Embrace your mistakes, draw your learnings from them
Do not take yourself too seriously and put yourself on an imaginary pedestal which the markets can conjure up during good times :slight_smile:
Keep your head and standards high, figure out the investing process that you are best at and stick to it

(PKumar) #332

My 2 cents…Market is trying to find pattern in IL&FS default and in extrapolating them into all good companies as well. The business conditions will not be going to be same - when last year small caps were up by 30-40% on an average, no one was complaining. Warren Buffet, the great sage, rightly pointed out ’ Nothing dulls intellect like easy and free money’. The party had to stop sometimes. ‘If one cannot stomach 50%-60% drop in portfolio at times, one should not be in investment business’ - says another ‘sage’ Charlie Munger. Market will be volatile, plethora of TV analysts/reports adding ammunition to this chaos. My take would be to use this setback as buying good NBFC & other companies in small chunks (esp if one has some free capital). Jesse livermore has 2 famous quotes :
“The market does not beat them. They beat themselves, because though they have brains they cannot sit tight.”
Lets analyse businesses and see if business conditions have changed. Sometimes we win, sometimes we learn :slight_smile:

Btw one good book on behavioural finance (which to summarise tells - we are our worst enemy as investors. Whatever helped us survive in ancient times, the same skills are killing us in investment).

(vaedermacher) #333

I think there are concerns on systemic availability of short term liquidity - RBI is in a Catch 22 situation where it cannot fully accomodate markets while simultaneously defending the currency and managing inflation. In the event of a liquidity crunch and their recent actions on Yes Bank and Axis, it is also unclear what price RBI will extract in case of a liquidity bail out, and whom it will choose to save. Skeletons in the closet are being priced in, and I’m not sure the falling prices seen recently can be solely due to individual investors exiting - indicating nervousness on part of larger institutional players who are also represented in the money markets. As we have seen with the NPA crisis, there is a domino effect that unravels over many years, and there are 2 critical things coming up for unravelling - power sector and v unexpectedly, NBFCs - the cross web of exposures is not understood yet and wide spread counter party risk is what is likely being priced in now.
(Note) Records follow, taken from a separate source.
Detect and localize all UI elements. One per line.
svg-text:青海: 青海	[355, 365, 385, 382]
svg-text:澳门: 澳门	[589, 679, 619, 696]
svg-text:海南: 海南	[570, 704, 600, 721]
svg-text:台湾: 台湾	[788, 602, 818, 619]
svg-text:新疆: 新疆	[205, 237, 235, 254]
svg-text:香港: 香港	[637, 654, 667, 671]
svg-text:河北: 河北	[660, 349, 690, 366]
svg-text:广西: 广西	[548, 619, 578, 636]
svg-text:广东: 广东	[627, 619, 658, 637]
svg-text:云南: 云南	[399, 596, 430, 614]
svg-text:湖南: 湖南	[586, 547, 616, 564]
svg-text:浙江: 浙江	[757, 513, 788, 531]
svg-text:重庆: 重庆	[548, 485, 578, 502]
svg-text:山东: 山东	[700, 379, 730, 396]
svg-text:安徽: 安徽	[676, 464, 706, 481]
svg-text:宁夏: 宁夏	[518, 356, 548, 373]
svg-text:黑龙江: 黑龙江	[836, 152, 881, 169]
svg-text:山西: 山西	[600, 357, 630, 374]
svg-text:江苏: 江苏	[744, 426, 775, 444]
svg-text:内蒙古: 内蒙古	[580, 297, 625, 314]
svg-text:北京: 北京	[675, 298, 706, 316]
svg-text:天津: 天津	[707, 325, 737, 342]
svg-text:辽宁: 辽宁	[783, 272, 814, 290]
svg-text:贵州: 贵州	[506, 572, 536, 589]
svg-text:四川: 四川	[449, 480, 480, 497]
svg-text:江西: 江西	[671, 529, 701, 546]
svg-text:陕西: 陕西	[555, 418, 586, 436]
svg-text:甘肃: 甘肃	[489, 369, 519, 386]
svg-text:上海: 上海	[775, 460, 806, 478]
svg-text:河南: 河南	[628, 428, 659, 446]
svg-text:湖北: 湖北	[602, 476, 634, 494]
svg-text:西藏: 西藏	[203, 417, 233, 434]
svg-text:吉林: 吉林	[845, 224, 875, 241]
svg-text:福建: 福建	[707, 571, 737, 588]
PS: Leaving a link to Financial Stability Report published periodically by RBI, as per FSB standards. The link is to the section on systemic risks on account of interlinkages in the system - if you scroll to the last few pages, it covers interconnectedness of banks, NBFCs, AMCs, Insurance and HFCs and likely fallout predicted by stress tests and contagion.


(Devaki Nandan Tripathy) #334

I don’t know whether it is the proper place to post this article or not, but if the jokes and funnies thread by @diffsoft were alive, it would have surely found a place there.

Found this on Bloomberg.


(Susindar) #335

Infibeam is an operators paradise. I have seen a number of times this stock go up and down by 50% in a day. Another stock I find bad is Indiabulls ventures which kind of puts a bad light on the whole Indiabulls group. The stock ran up from 30 to 900 in a year! That would be one reason to avoid the whole group. Have no idea what’s cooking in these stocks.

(manivannan.g) #336

A nice read.

(phreak) #337

RBI to conduct OMO for 36k Cr in Oct. Pretty proactive and this should lower yields on 10Y G-Sec and so should be good for financials and equities too in general.

(Dazzled beginner) #338

Just thinking it out in a simple way…
Does rbi infusing 36000 cr into equities really help…
Today bandhan bank alone went down 20%…
Market cap erosion of around 14000cr…just one company…

(ashish) #339

RBI is not infusing 36000 cr. into equities, it is going to buy government bonds worth that much from open market. Government bond holders are banks and mutual funds which will get liquidity from selling it to RBI. This in effort will create the supply of money to big lenders and softens short term interest rate.